Der linksrheinische Diesel-Shuttle hat sich während der Vollsperrung der Rheintalbahn im Ferienmonat August bewährt. Diese Initiative zeigt, dass es notwendig ist, die linksrheinischen Eisenbahnstrecken in Frankreich auszubauen, um die Stabilität und Zuverlässigkeit des kombinierten Verkehrs auf der Nord-Süd-Achse langfristig zu gewährleisten.

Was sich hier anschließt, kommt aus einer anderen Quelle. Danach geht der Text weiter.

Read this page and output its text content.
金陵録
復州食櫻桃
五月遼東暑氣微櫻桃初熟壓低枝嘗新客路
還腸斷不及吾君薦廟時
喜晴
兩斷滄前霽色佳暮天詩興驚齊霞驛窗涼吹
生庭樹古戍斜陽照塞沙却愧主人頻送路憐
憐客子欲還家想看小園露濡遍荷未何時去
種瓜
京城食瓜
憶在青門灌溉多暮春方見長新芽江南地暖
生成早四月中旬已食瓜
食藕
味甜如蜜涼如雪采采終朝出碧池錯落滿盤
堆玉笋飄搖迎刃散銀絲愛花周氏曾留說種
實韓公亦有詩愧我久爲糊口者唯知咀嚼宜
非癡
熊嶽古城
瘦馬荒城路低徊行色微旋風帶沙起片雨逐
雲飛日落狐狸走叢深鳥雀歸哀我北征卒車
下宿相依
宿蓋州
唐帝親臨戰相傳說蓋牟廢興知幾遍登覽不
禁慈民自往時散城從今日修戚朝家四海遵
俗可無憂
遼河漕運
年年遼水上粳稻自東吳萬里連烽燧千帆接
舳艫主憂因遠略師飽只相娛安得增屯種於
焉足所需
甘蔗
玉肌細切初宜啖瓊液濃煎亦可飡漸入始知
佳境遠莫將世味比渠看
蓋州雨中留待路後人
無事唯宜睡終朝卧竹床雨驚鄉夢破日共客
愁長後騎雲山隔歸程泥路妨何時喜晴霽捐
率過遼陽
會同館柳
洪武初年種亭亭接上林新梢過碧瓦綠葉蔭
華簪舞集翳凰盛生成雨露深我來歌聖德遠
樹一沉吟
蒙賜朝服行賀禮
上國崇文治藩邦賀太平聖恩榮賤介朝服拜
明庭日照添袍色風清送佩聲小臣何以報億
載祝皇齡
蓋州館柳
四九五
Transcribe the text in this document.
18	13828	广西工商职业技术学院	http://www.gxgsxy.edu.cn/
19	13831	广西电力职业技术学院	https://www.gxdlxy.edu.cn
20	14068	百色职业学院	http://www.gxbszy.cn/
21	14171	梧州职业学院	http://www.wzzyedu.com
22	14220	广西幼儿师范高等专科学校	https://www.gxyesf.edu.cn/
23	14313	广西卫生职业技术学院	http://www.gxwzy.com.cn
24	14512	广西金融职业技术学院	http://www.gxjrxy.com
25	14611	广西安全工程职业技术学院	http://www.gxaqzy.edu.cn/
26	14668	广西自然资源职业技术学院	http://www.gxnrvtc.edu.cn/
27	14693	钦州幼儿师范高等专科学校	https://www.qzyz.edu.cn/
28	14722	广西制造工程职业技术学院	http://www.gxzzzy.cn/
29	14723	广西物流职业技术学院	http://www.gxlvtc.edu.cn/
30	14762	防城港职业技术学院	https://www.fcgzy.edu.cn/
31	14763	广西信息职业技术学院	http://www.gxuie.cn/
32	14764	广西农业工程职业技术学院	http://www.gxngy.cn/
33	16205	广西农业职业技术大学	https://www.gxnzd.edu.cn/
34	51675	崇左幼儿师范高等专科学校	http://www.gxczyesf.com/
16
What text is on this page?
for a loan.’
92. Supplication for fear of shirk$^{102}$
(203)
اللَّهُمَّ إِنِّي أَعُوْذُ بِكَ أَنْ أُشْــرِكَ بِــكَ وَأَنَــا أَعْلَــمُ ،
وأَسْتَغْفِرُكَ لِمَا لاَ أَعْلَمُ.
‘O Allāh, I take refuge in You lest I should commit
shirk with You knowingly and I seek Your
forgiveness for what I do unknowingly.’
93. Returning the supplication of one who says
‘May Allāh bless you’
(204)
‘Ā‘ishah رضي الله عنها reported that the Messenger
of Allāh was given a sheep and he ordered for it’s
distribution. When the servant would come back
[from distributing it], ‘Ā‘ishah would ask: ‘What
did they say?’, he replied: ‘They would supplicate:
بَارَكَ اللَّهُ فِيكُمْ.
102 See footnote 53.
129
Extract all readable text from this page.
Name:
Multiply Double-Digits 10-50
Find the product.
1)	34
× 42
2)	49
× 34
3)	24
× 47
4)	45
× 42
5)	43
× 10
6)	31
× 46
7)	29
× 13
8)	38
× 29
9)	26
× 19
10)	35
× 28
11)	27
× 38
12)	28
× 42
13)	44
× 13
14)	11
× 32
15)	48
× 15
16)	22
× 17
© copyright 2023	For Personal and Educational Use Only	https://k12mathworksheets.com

So viele Zugfahrten könnten angeboten werden, wenn die Rheintalbahn im August 2024 vollständig stillgelegt wird: rund 20 Güterzüge pro Tag und Richtung durch das Elsass. Ein Pendelverkehr mit Dieselloks auf der nicht elektrifizierten Strecke Wörth-Lauterbourg-Straßburg-Offenburg hat dies möglich gemacht.
"Nun gilt es, auf dieser Pionierleistung aufzubauen und die französischen Zulaufstrecken zur NEAT in die schweizerische Verlagerungspolitik einzubeziehen. Der Ausbau der NEAT-Zubringerstrecke Belgien-Metz-Strassburg-Basel zum 4-Meter-Korridor hat höchste Priorität", so Hans-Jörg Bertschi, Präsident des Verwaltungsrats der Hupac. Verschärft wird die Situation bis nach 2030 durch die geplanten Korridorsanierungen in Deutschland, die eine mehrmonatige Sperrung von Hauptstrecken zur Folge haben werden.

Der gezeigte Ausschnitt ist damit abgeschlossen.